Demikian pula, besaran dana kompensasi negara, yang dialokasikan untuk BBM penugasan jenis Pertalite, mengikuti harga keekonomiannya. Indonesia telah lama menjadi negara net importer minyak atau kebutuhannya sudah lebih besar dibandingkan hasil produksi minyak di dalam negeri sehingga persoalan subsidi BBM ini seharusnya sudah sejak lama pula diselesaikan.

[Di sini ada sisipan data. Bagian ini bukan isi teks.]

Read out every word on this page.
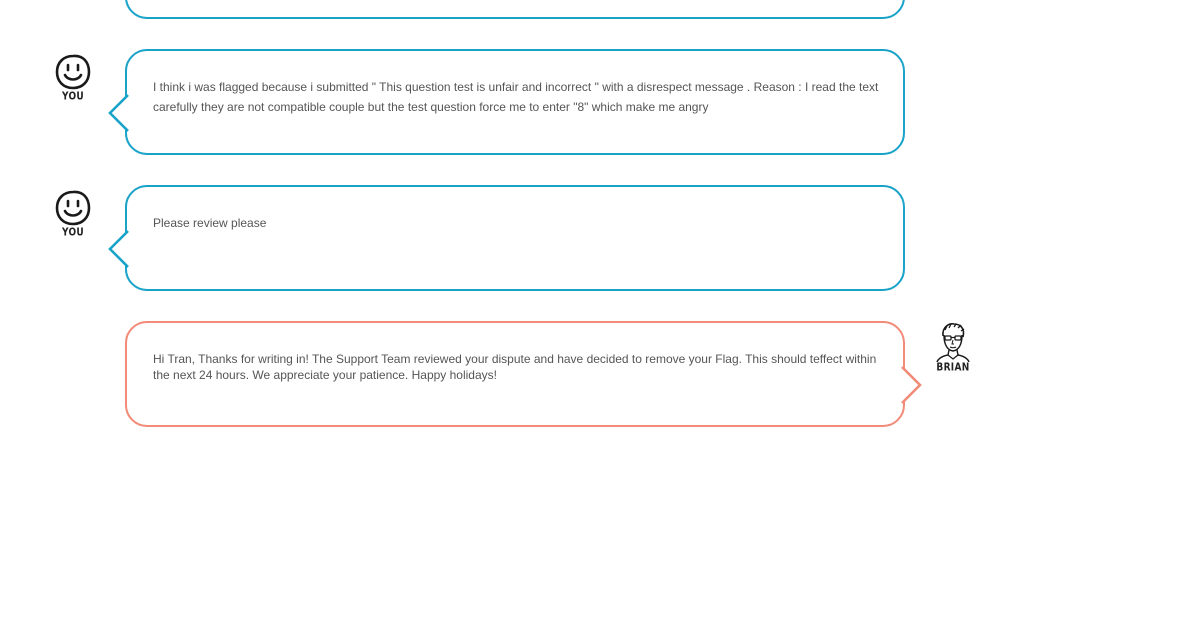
YOU

I think i was flagged because i submitted " This question test is unfair and incorrect " with a disrespect message . Reason : I read the text carefully they are not compatible couple but the test question force me to enter "8" which make me angry

YOU

Please review please

Hi Tran, Thanks for writing in! The Support Team reviewed your dispute and have decided to remove your Flag. This should teffect within the next 24 hours. We appreciate your patience. Happy holidays!	BRIAN
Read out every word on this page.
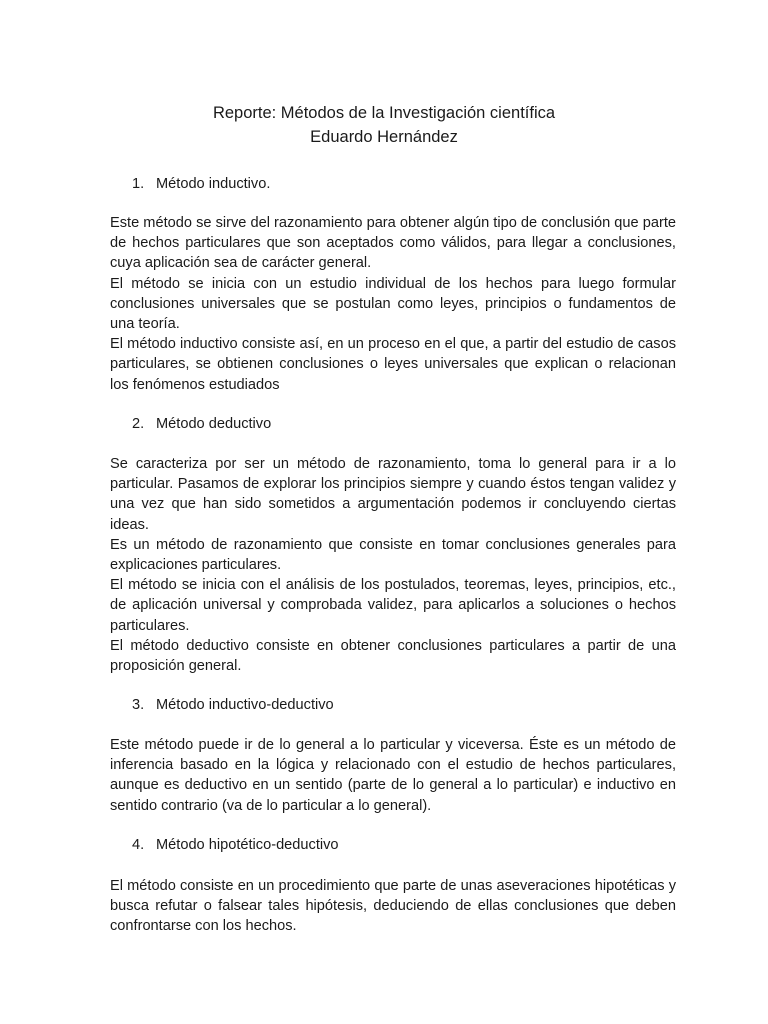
Reporte: Métodos de la Investigación científica
Eduardo Hernández
1. Método inductivo.

Este método se sirve del razonamiento para obtener algún tipo de conclusión que parte de hechos particulares que son aceptados como válidos, para llegar a conclusiones, cuya aplicación sea de carácter general.

El método se inicia con un estudio individual de los hechos para luego formular conclusiones universales que se postulan como leyes, principios o fundamentos de una teoría.

El método inductivo consiste así, en un proceso en el que, a partir del estudio de casos particulares, se obtienen conclusiones o leyes universales que explican o relacionan los fenómenos estudiados

2. Método deductivo

Se caracteriza por ser un método de razonamiento, toma lo general para ir a lo particular. Pasamos de explorar los principios siempre y cuando éstos tengan validez y una vez que han sido sometidos a argumentación podemos ir concluyendo ciertas ideas.

Es un método de razonamiento que consiste en tomar conclusiones generales para explicaciones particulares.

El método se inicia con el análisis de los postulados, teoremas, leyes, principios, etc., de aplicación universal y comprobada validez, para aplicarlos a soluciones o hechos particulares.

El método deductivo consiste en obtener conclusiones particulares a partir de una proposición general.

3. Método inductivo-deductivo

Este método puede ir de lo general a lo particular y viceversa. Éste es un método de inferencia basado en la lógica y relacionado con el estudio de hechos particulares, aunque es deductivo en un sentido (parte de lo general a lo particular) e inductivo en sentido contrario (va de lo particular a lo general).

4. Método hipotético-deductivo

El método consiste en un procedimiento que parte de unas aseveraciones hipotéticas y busca refutar o falsear tales hipótesis, deduciendo de ellas conclusiones que deben confrontarse con los hechos.
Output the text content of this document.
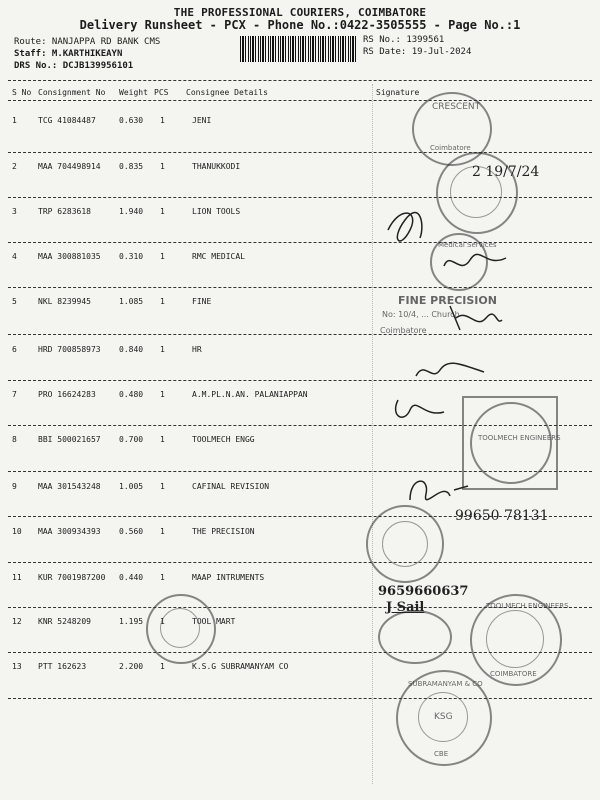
THE PROFESSIONAL COURIERS, COIMBATORE
Delivery Runsheet - PCX - Phone No.:0422-3505555 - Page No.:1
Route: NANJAPPA RD BANK CMS
Staff: M.KARTHIKEAYN
DRS No.: DCJB139956101
RS No.: 1399561
RS Date: 19-Jul-2024
S No Consignment No Weight PCS Consignee Details	Signature
1	TCG 41084487	0.630 1	JENI
2	MAA 704498914 0.835 1	THANUKKODI
3	TRP 6283618	1.940 1	LION TOOLS
4	MAA 300881035 0.310 1	RMC MEDICAL
5	NKL 8239945	1.085 1	FINE
6	HRD 700858973 0.840 1	HR
7	PRO 16624283	0.480 1	A.M.PL.N.AN. PALANIAPPAN
8	BBI 500021657 0.700 1	TOOLMECH ENGG
9	MAA 301543248 1.005 1	CAFINAL REVISION
10 MAA 300934393 0.560 1	THE PRECISION
11 KUR 7001987200 0.440 1	MAAP INTRUMENTS
12 KNR 5248209	1.195 1	TOOL MART
13 PTT 162623	2.200 1	K.S.G SUBRAMANYAM CO
CRESCENT
Coimbatore
2 19/7/24
Medical Services
FINE PRECISION
No: 10/4, ... Church
Coimbatore
TOOLMECH ENGINEERS
99650 78131
9659660637
J Sail	TOOLMECH ENGINEERS
COIMBATORE
KSG
SUBRAMANYAM & CO
CBE
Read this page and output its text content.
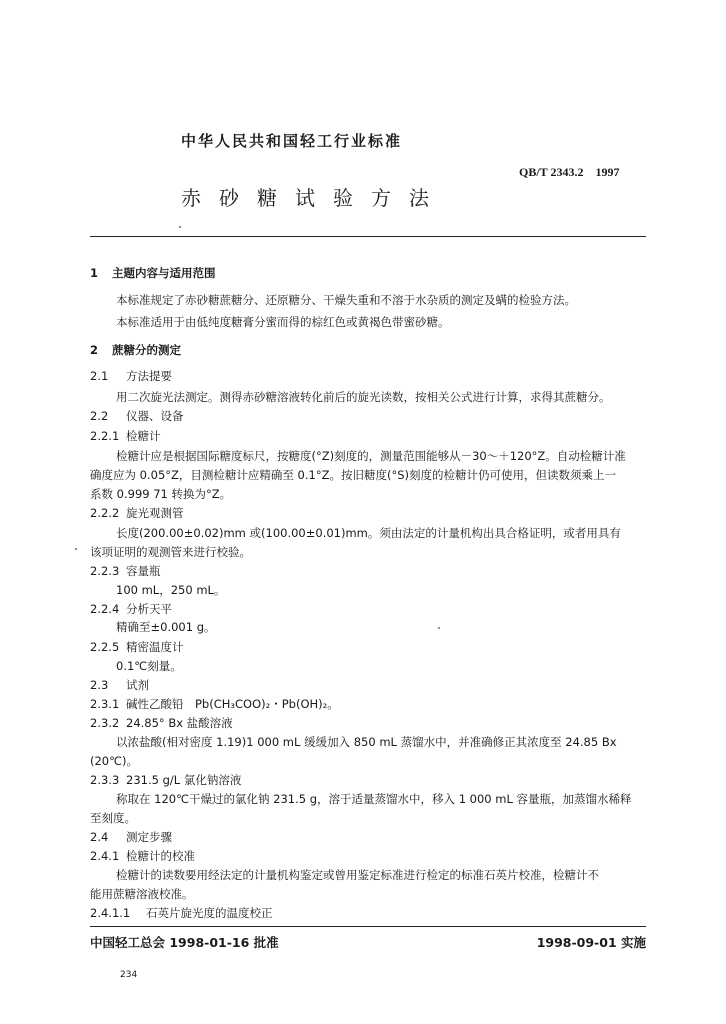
中华人民共和国轻工行业标准
QB/T 2343.2　1997
赤砂糖试验方法
1 主题内容与适用范围
本标准规定了赤砂糖蔗糖分、还原糖分、干燥失重和不溶于水杂质的测定及螨的检验方法。
本标准适用于由低纯度糖膏分蜜而得的棕红色或黄褐色带蜜砂糖。
2 蔗糖分的测定
2.1 方法提要
用二次旋光法测定。测得赤砂糖溶液转化前后的旋光读数，按相关公式进行计算，求得其蔗糖分。
2.2 仪器、设备
2.2.1 检糖计
检糖计应是根据国际糖度标尺，按糖度(°Z)刻度的，测量范围能够从－30～＋120°Z。自动检糖计准
确度应为 0.05°Z，目测检糖计应精确至 0.1°Z。按旧糖度(°S)刻度的检糖计仍可使用，但读数须乘上一
系数 0.999 71 转换为°Z。
2.2.2 旋光观测管
长度(200.00±0.02)mm 或(100.00±0.01)mm。须由法定的计量机构出具合格证明，或者用具有
该项证明的观测管来进行校验。
2.2.3 容量瓶
100 mL，250 mL。
2.2.4 分析天平
精确至±0.001 g。
2.2.5 精密温度计
0.1℃刻量。
2.3 试剂
2.3.1 碱性乙酸铅　Pb(CH₃COO)₂・Pb(OH)₂。
2.3.2 24.85° Bx 盐酸溶液
以浓盐酸(相对密度 1.19)1 000 mL 缓缓加入 850 mL 蒸馏水中，并准确修正其浓度至 24.85 Bx
(20℃)。
2.3.3 231.5 g/L 氯化钠溶液
称取在 120℃干燥过的氯化钠 231.5 g，溶于适量蒸馏水中，移入 1 000 mL 容量瓶，加蒸馏水稀释
至刻度。
2.4 测定步骤
2.4.1 检糖计的校准
检糖计的读数要用经法定的计量机构鉴定或曾用鉴定标准进行检定的标准石英片校准，检糖计不
能用蔗糖溶液校准。
2.4.1.1 石英片旋光度的温度校正
中国轻工总会 1998-01-16 批准	1998-09-01 实施
234
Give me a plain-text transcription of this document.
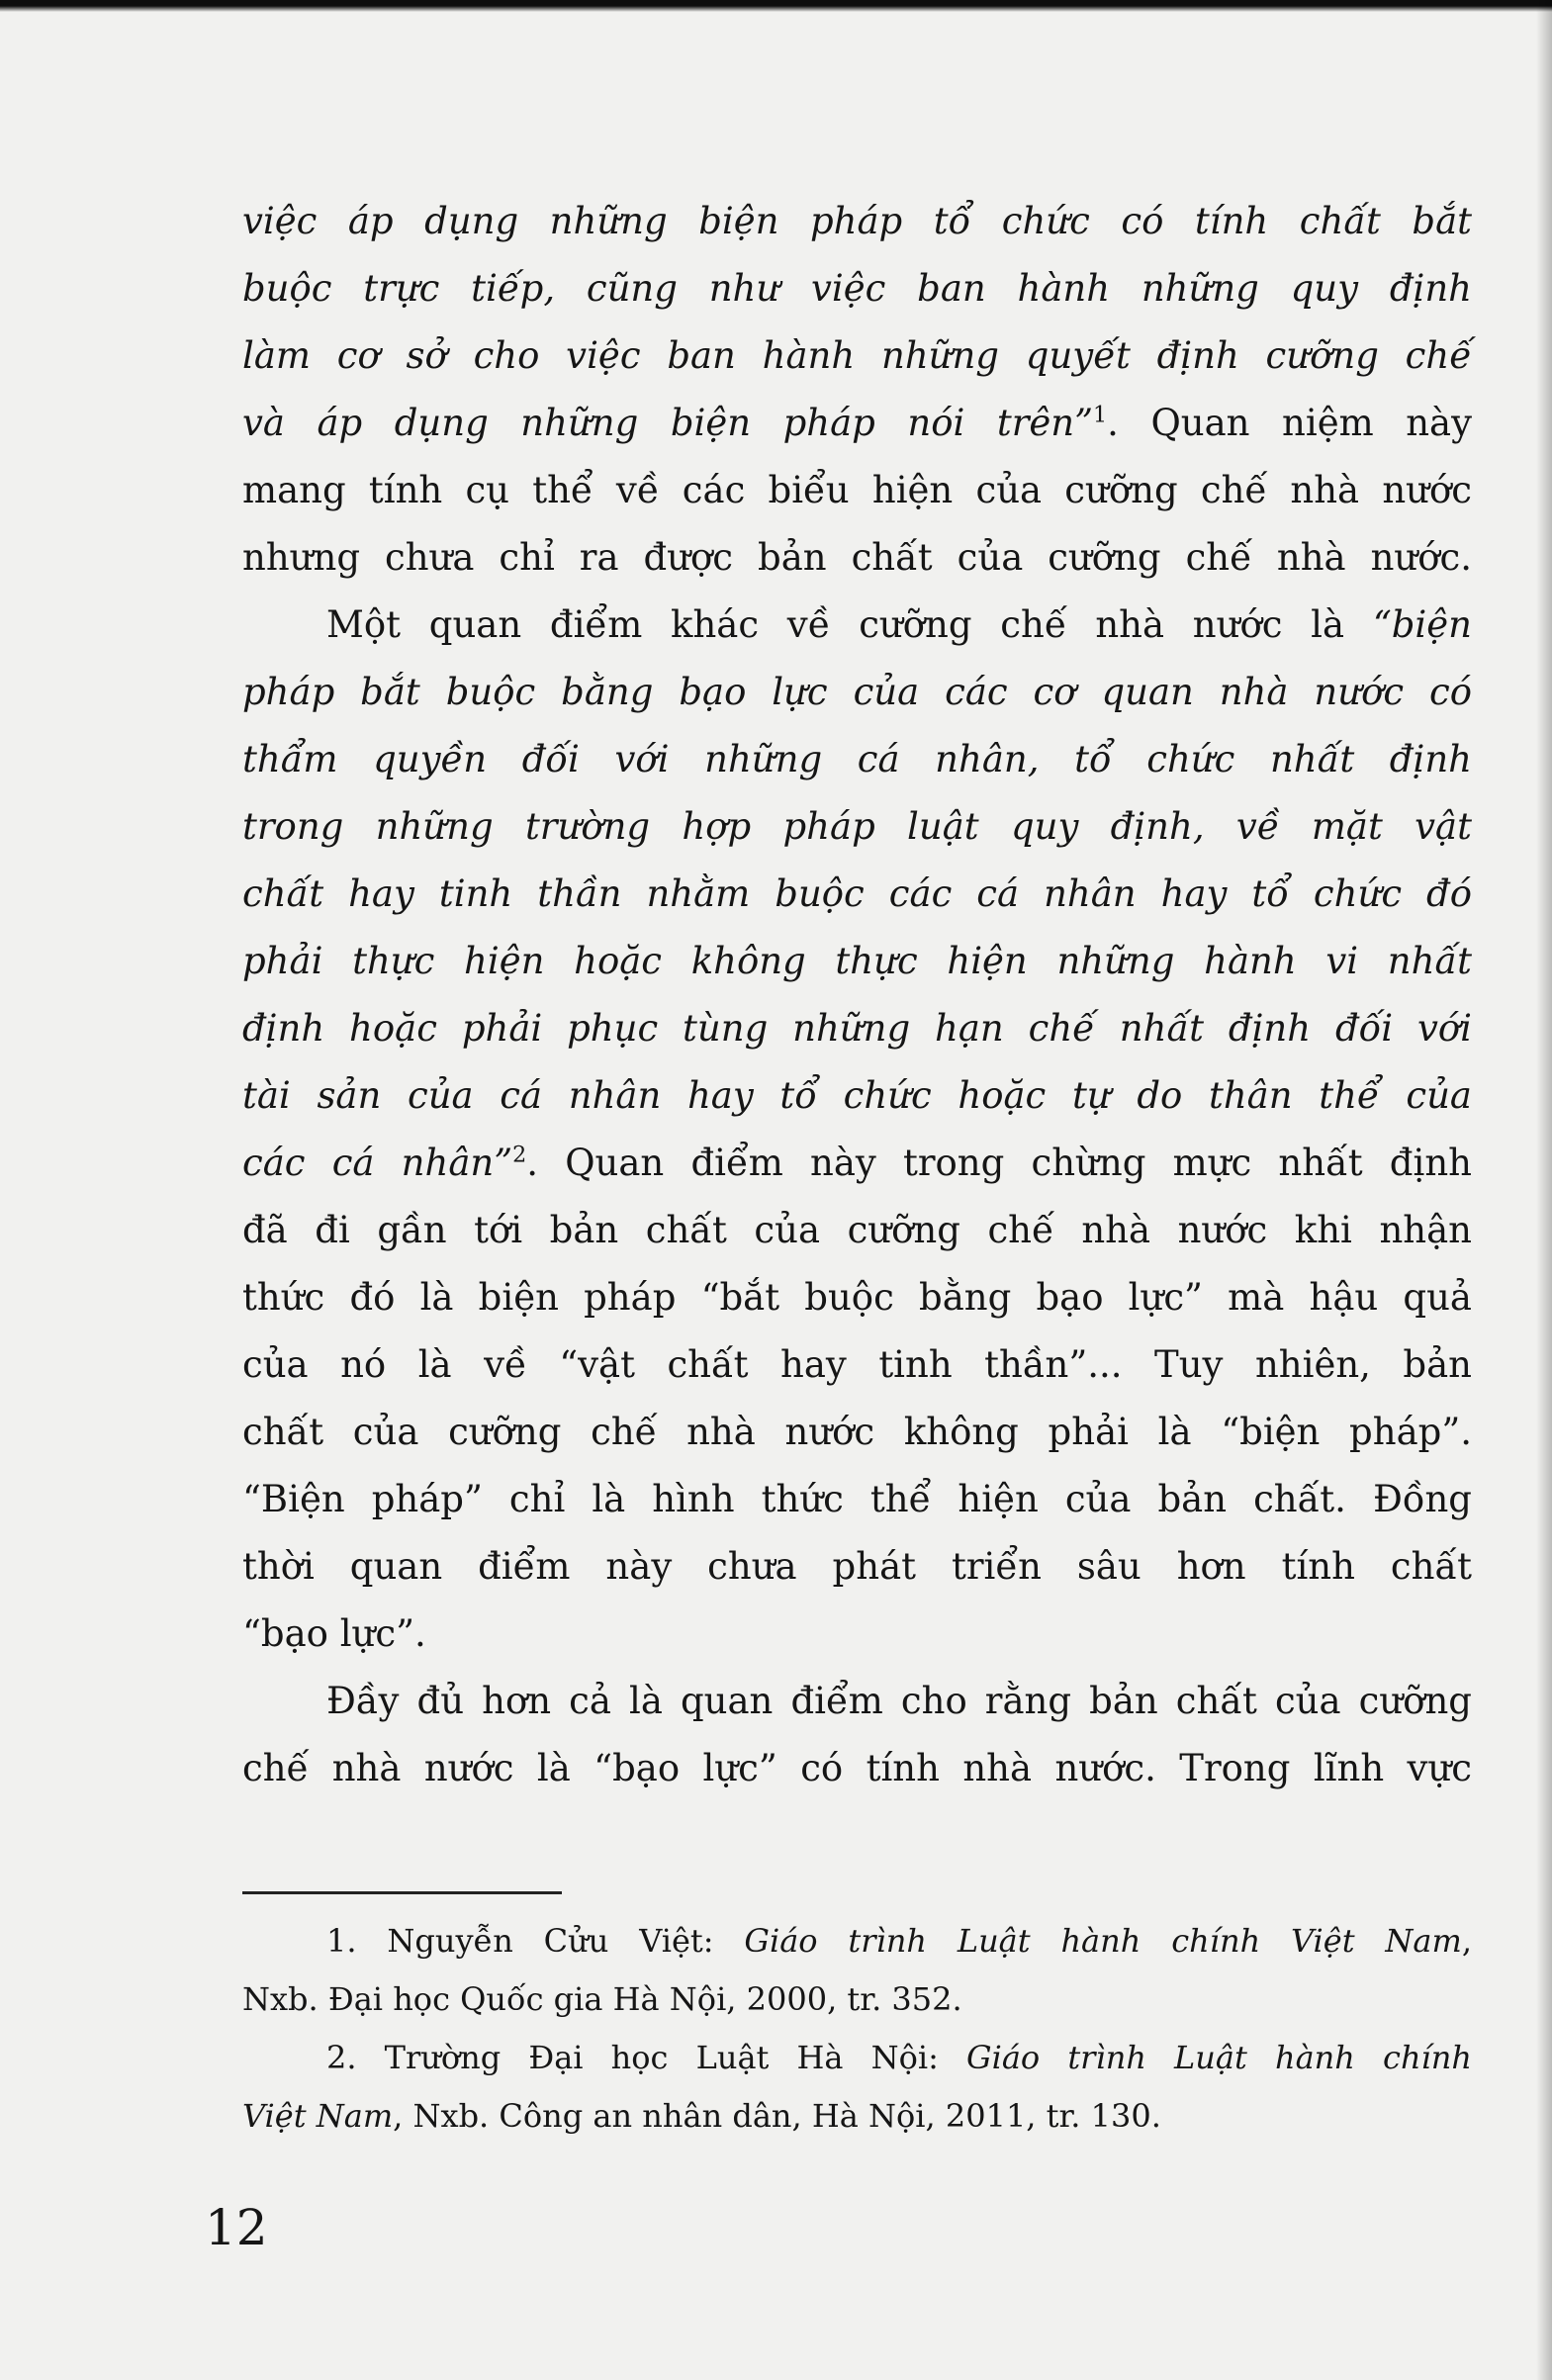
việc áp dụng những biện pháp tổ chức có tính chất bắt
buộc trực tiếp, cũng như việc ban hành những quy định
làm cơ sở cho việc ban hành những quyết định cưỡng chế
và áp dụng những biện pháp nói trên”$^1$. Quan niệm này
mang tính cụ thể về các biểu hiện của cưỡng chế nhà nước
nhưng chưa chỉ ra được bản chất của cưỡng chế nhà nước.
Một quan điểm khác về cưỡng chế nhà nước là “biện
pháp bắt buộc bằng bạo lực của các cơ quan nhà nước có
thẩm quyền đối với những cá nhân, tổ chức nhất định
trong những trường hợp pháp luật quy định, về mặt vật
chất hay tinh thần nhằm buộc các cá nhân hay tổ chức đó
phải thực hiện hoặc không thực hiện những hành vi nhất
định hoặc phải phục tùng những hạn chế nhất định đối với
tài sản của cá nhân hay tổ chức hoặc tự do thân thể của
các cá nhân”$^2$. Quan điểm này trong chừng mực nhất định
đã đi gần tới bản chất của cưỡng chế nhà nước khi nhận
thức đó là biện pháp “bắt buộc bằng bạo lực” mà hậu quả
của nó là về “vật chất hay tinh thần”... Tuy nhiên, bản
chất của cưỡng chế nhà nước không phải là “biện pháp”.
“Biện pháp” chỉ là hình thức thể hiện của bản chất. Đồng
thời quan điểm này chưa phát triển sâu hơn tính chất
“bạo lực”.
Đầy đủ hơn cả là quan điểm cho rằng bản chất của cưỡng
chế nhà nước là “bạo lực” có tính nhà nước. Trong lĩnh vực
1. Nguyễn Cửu Việt: Giáo trình Luật hành chính Việt Nam,
Nxb. Đại học Quốc gia Hà Nội, 2000, tr. 352.
2. Trường Đại học Luật Hà Nội: Giáo trình Luật hành chính
Việt Nam, Nxb. Công an nhân dân, Hà Nội, 2011, tr. 130.
12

Tercatat, konsumsi BBM Indonesia kini mencapai 1,3 juta barel per hari, sementara produksi minyak mentah atau crude oil di dalam negeri yang diolah menjadi produk BBM hanya berkisar 600 ribu barel per hari. Artinya, Indonesia mesti mengimpor produk BBM dan juga minyak mentah sebesar 700 ribu barel setiap harinya.
Di sisi lain, dengan pertambahan jumlah penduduk, maka konsumsi BBM pastinya juga makin meningkat. Diprediksi, kebutuhan BBM domestik bakal menembus 1,4 juta barel per hari pada 2030.
Ditambah lagi, peningkatan produksi minyak mentah di dalam negeri juga makin sulit akibat penurunan alamiah sumur minyak yang sudah tua dan ketiadaan penemuan cadangan minyak dalam jumlah yang besar sehingga impor BBM akan makin meningkat dan anggaran subsidi pun kian membengkak.
Oleh karena itu, kebijakan BBM subsidi yang tepat dan cepat menjadi sesuatu yang tidak bisa dihindari. Salah satu kebijakan dalam jangka pendek yang dapat dilakukan Pemerintah adalah menaikkan harga BBM secara bertahap menuju keekonomiannya.